Короткий зимний день догорает быстрее, чем праздничная свеча на елке. Только что солнце заливало мир резкими слепящими лучами, из-за него в тени, казалось, совсем ничего нет, все исчезает, но вот уже небо темнеет на западе, нехорошо лиловеет, сугробы становятся недобро синеватыми, последние лучи взбегают по стенам домов на крыши и срываются ввысь, словно в опрокинутую бездну.

Ночь на редкость звездная, всего две-три тучки закрывают сияющее великолепие, а так везде трепещут мелкие колючие огоньки, голубые, зеленые, оранжевые, одна даже совсем красная, почти багровая. Но сам город залит ярким желтым светом, почти солнечным, мир кажется странным и незнакомым, потому что при таком свете небо не должно быть пугающе черным.

Я вздохнул, прикрыл щелочку и вернулся к рабочему столу. В новом составе Государственной думы, естественно, прошли выборы председателя, затем его двух заместителей. И хотя мы понимаем, что раз уж у нас большинство, то председатель будет из нашей группы, однако одно дело понимать, другое – поверить. Тем более что ряд депутатов, пользуясь нашей неопытностью, попытались просунуть своего.

Все телекамеры вели прямой репортаж из Госдумы, впервые скучнейшая процедура выборов спикера вызвала такой интерес, что были отодвинуты все боевики и порнуха, вообще спешно пересматриваются программы всех телеканалов, а интервью с представителями партии РНИ ставятся на первые места. Ессно, наибольшая охота идет за мною, всех интересовал вопрос: почему я не выставил свою кандидатуру в Госдуму? Почему не я сейчас там председателем, ведь Госдума – высший государственный орган, Госдума придумывает и принимает законы, ей подчиняется вся страна и даже президент…

Я отмалчивался, мне понятно, да и не надо быть таким уж дальновидным политиком, чтобы вспомнить о дате седьмого марта, на которую назначены президентские выборы. И хотя позиция нынешнего президента все еще выглядит неколебимо, но это лишь потому, что пока никому не пришло в голову примерить мои шансы занять президентское кресло.

Я отмалчивался, мне понятно, да и не надо быть таким уж дальновидным политиком, чтобы вспомнить о дате седьмого марта, на которую назначены президентские выборы. И хотя позиция нынешнего президента все еще выглядит неколебимо, но это лишь потому, что пока никому не пришло в голову примерить мои шансы занять президентское кресло.

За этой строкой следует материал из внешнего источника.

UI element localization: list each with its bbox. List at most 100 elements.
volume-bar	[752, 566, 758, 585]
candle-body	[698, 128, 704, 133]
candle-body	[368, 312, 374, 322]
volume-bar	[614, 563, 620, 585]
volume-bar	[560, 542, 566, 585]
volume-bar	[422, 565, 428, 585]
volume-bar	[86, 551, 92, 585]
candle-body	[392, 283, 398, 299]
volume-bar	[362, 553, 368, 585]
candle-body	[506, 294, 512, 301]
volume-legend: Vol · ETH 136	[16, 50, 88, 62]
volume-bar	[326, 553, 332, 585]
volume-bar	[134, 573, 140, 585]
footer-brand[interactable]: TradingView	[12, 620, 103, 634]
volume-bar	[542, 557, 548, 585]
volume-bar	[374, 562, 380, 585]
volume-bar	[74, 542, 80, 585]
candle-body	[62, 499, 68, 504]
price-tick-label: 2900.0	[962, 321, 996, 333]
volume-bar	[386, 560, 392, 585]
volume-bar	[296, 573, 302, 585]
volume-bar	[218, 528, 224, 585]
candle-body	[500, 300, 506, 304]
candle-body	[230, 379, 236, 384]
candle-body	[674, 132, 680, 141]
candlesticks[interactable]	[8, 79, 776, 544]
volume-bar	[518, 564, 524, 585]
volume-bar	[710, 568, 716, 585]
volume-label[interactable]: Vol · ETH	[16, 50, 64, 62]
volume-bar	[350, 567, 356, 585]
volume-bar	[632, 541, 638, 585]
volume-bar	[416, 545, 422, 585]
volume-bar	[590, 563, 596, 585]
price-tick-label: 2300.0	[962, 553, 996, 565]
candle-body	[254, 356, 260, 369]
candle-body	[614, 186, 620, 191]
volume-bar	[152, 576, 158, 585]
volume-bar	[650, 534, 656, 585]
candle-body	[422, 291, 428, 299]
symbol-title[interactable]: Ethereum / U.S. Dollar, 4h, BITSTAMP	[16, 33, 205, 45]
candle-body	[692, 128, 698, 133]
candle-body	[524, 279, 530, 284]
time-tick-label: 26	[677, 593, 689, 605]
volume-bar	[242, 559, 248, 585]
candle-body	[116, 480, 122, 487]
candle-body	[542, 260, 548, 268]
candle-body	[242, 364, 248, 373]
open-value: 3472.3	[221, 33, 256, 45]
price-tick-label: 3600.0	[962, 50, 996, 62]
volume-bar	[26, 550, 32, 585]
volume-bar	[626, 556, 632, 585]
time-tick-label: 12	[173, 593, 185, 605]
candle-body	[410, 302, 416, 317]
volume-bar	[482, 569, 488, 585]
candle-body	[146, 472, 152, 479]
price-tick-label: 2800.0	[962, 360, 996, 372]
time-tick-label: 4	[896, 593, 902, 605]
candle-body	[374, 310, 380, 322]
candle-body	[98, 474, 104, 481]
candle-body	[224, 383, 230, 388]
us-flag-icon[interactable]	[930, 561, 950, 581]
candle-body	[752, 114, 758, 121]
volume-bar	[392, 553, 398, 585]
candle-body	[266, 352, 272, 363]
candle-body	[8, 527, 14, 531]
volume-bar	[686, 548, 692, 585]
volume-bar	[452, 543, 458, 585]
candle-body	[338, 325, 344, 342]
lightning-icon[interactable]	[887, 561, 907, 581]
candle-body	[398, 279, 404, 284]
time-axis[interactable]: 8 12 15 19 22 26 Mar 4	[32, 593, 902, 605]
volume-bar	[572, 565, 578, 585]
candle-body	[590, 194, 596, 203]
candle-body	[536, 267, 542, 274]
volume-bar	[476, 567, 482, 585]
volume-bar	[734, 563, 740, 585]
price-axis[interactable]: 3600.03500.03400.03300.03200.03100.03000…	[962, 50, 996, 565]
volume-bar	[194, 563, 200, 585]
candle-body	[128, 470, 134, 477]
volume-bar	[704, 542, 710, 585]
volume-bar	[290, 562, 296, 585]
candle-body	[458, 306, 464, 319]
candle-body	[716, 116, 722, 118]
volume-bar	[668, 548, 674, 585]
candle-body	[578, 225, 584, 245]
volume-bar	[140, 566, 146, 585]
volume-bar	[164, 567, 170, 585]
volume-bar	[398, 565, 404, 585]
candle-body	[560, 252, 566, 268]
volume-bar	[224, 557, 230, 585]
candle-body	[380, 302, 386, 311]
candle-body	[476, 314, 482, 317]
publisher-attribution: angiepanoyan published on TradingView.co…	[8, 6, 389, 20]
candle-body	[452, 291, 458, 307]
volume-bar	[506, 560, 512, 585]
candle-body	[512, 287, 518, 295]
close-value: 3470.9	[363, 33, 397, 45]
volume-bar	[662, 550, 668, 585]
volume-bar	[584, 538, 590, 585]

А в Госдуме у нас теперь не просто представительство, и даже не фракция, о чем мечтало большинство партий, но большинство, чего, понятно, не ожидал ни президент, ни силовые структуры, ни председатель Центризбиркома. Иначе, понятно, мы же в России, что-нибудь да сделали бы, чтобы «урегулировать», то есть либо обнулить результаты, либо вообще стереть противников в порошок, пока еще в пеленках.

Меня трясло из-за того, что прокуратура дергает меня, однако адвокаты практически отстранили меня полностью от любых переговоров, они, мол, знают лучше, как разговаривать с властями и не попадаться в ловушки.

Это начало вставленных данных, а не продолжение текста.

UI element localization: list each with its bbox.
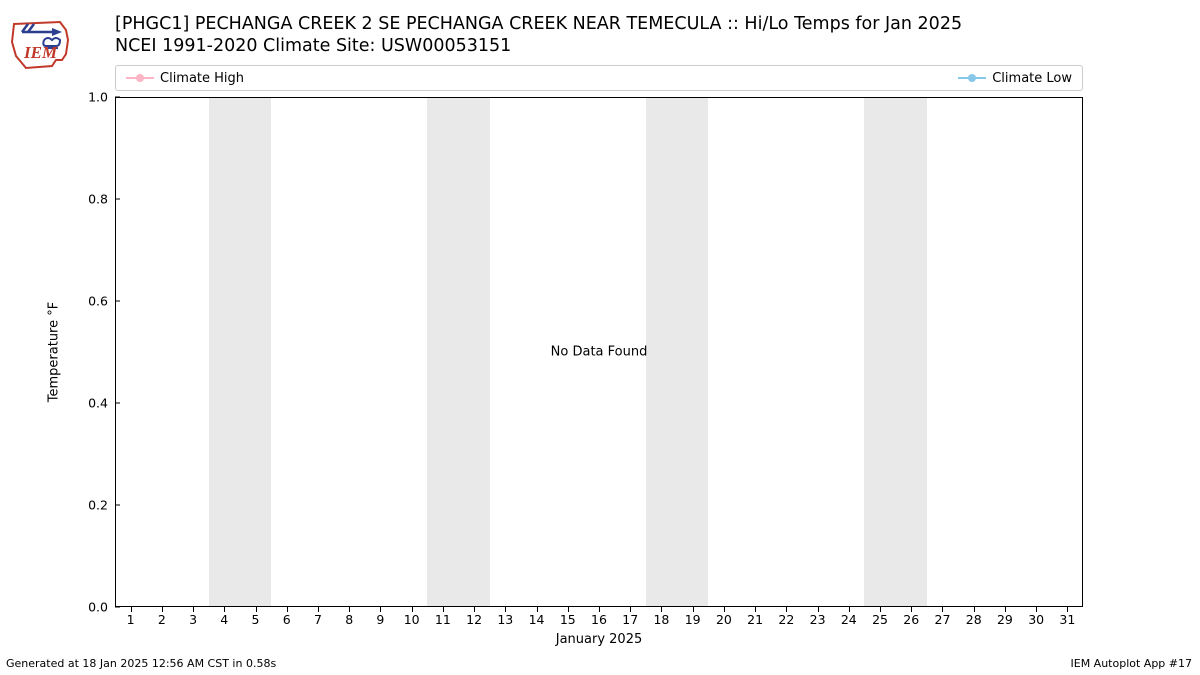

В Госдуме председателем избрали Власова, наши депутаты сразу же начали разрабатывать проект закона о вхождении в состав США, увлеклись, к ним, сперва нехотя и с опаской, все-таки мы – ужасные националисты, присоединились юристы и умелые законники из других партий. Работать с нами, видно по их рожам, явно не хочется, однако же самому тупому понятно, что теперь в Думе заправляем мы, у нас большинство, и любой законопроект пройдет, если мы решим его принять. И точно так же любой не пройдет, если наша фракция сочтет его неверным или недоработанным.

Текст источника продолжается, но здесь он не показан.